| Brand | Intel |
|---|---|
| Model | D3-S4510 |
| Capacity | 1.92 TB |
| Usage Class | Enterprise |
| Host Interface | SATA 6Gb/s |
|---|---|
| Total Interface Bandwidth | 6 Gb/s |
| Form Factor | 2.5 inch 7mm |
|---|
| NAND Flash | 64-layer 3D TLC |
|---|---|
| Drive Writes Per Day | 1 |
| Total Bytes Written | 7100 TBW |
| Sequential Read | 560 MB/s |
|---|---|
| Sequential Write | 510 MB/s |
| Random Read IOPS | 97000 |
| Random Write IOPS | 35500 |
| Average Latency | 36 μs |
| Mean Time Between Failures | 2 Million Hours |
|---|---|
| Uncorrectable Bit Error Rate | 1.0×10⁻¹⁷ |
| Power Loss Protection | Yes |
| MPN | SSDSC2KB019T7 |
|---|
Compared with the previous-generation SSDSC2KB019T7, the SSDSC2KB019T8R brings a newer 64-layer 3D TLC platform and a robust 1 DWPD / 7,100 TBW endurance profile, giving it stronger long-life economics for write-active SATA deployments. At 1.92 TB, it also pushes the SATA interface close to its practical ceiling with 560/510 MB/s sequential throughput and up to 97,000/35,500 IOPS, making it a disciplined upgrade for mixed-read enterprise boot, virtualization, and content-serving tiers.
With an endurance rating of 7,100 TBW and 1 DWPD, the SSDSC2KB019T8R is built to handle sustained daily write activity across its service life, making it well suited for demanding enterprise workloads.

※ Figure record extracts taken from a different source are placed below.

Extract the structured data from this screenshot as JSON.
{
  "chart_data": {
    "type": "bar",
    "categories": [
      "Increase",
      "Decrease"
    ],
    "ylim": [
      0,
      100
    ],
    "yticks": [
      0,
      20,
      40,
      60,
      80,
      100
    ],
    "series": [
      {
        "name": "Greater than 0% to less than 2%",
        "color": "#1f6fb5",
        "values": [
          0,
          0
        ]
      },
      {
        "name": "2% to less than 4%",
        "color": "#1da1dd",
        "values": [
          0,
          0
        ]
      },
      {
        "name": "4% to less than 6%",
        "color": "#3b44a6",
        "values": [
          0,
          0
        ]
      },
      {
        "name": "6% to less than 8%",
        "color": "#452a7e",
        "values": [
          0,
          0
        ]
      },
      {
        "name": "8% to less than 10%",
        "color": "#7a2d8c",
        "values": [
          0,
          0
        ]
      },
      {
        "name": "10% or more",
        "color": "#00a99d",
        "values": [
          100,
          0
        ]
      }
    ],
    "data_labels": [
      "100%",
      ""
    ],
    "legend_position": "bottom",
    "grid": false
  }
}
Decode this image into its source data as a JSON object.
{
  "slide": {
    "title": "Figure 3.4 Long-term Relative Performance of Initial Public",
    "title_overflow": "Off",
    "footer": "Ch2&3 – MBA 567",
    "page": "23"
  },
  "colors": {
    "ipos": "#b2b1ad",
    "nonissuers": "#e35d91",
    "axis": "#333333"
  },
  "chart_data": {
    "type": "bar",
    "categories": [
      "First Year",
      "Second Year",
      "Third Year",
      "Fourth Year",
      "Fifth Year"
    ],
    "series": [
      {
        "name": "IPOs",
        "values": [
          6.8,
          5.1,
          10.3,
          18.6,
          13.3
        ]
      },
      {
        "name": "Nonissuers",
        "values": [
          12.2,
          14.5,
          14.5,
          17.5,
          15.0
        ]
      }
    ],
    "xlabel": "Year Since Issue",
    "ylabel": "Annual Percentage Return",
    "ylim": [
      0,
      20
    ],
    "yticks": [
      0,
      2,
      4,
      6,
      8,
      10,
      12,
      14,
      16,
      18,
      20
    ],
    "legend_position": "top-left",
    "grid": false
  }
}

In typical server or system-drive use, this level of endurance means the drive can comfortably support long-term operation for many years without write-wear becoming a practical concern. For enterprise reliability, the drive includes power-loss protection (PLP), which helps preserve in-flight data and protects metadata integrity if power is interrupted unexpectedly. Its ultra-low UBER of 1.0E-17, together with a 2 million hour MTBF, indicates a very low probability of uncorrectable read errors and supports the high data integrity and operational stability procurement teams expect from enterprise SSDs.
1. The SATA interface pairs with near-bus-limit sequential throughput to accelerate full-dataset scans, backups, and VM image loading in legacy enterprise platforms without requiring a PCIe storage refresh.
2. Strong random read performance helps databases, virtualization clusters, and metadata-heavy applications sustain fast response times under highly concurrent small-block access patterns.
3. A one-drive-write-per-day endurance profile makes this SSD a practical fit for mixed-use enterprise workloads that need predictable lifespan under continuous daily operation.
4. Built on 64-layer 3D TLC NAND, it balances capacity, cost efficiency, and reliability, making it well suited for scale-out server storage where budget and density both matter.
5. Its very low typical read latency reduces storage wait states, helping transactional applications and virtualized workloads deliver more consistent QoS at the application layer.
Lower-capacity reference: 960 GB Higher-capacity reference: 3.84 TB Capacity positioning analysis: In this series, the 1.92 TB model sits at the sweet spot. Compared with the 960 GB version, it offers much better headroom for OS images, application data, logs, and steady capacity growth, reducing the risk of early overprovisioning pressure. Compared with the 3.84 TB option, it keeps acquisition cost and fleet-wide replacement budgets under tighter control while delivering essentially the same enterprise-class sequential and random performance profile. It is especially well suited for mid-scale virtualization clusters, such as supporting system and boot volumes for roughly 40 to 70 virtual machines.
Q: Is SSDSC2KB019T8R suitable for a write-heavy database server?
A: Yes. With 1 DWPD, 7100 TBW endurance, 64-layer 3D TLC NAND, and 36 µs typical latency, SSDSC2KB019T8R is suitable for mixed-use and moderately write-heavy database workloads.
Q: How many full drive writes per day can it actually endure over its warranty period?
A: This model is rated for 1 DWPD, meaning it can sustain one full 1.92 TB drive write per day across its warranty period, assuming normal operating conditions.
Q: Does it include power loss protection (PLP) and why is that critical?
A: Yes, it includes power loss protection. PLP helps preserve in-flight data and metadata during unexpected outages, which is critical for maintaining integrity, consistency, and reducing corruption risk.
Q: What RAID level is recommended for this SSD?
A: The recommended RAID level depends on your priority. RAID 10 is typically preferred for databases needing strong performance and redundancy, while RAID 5 or 6 fits capacity-focused environments.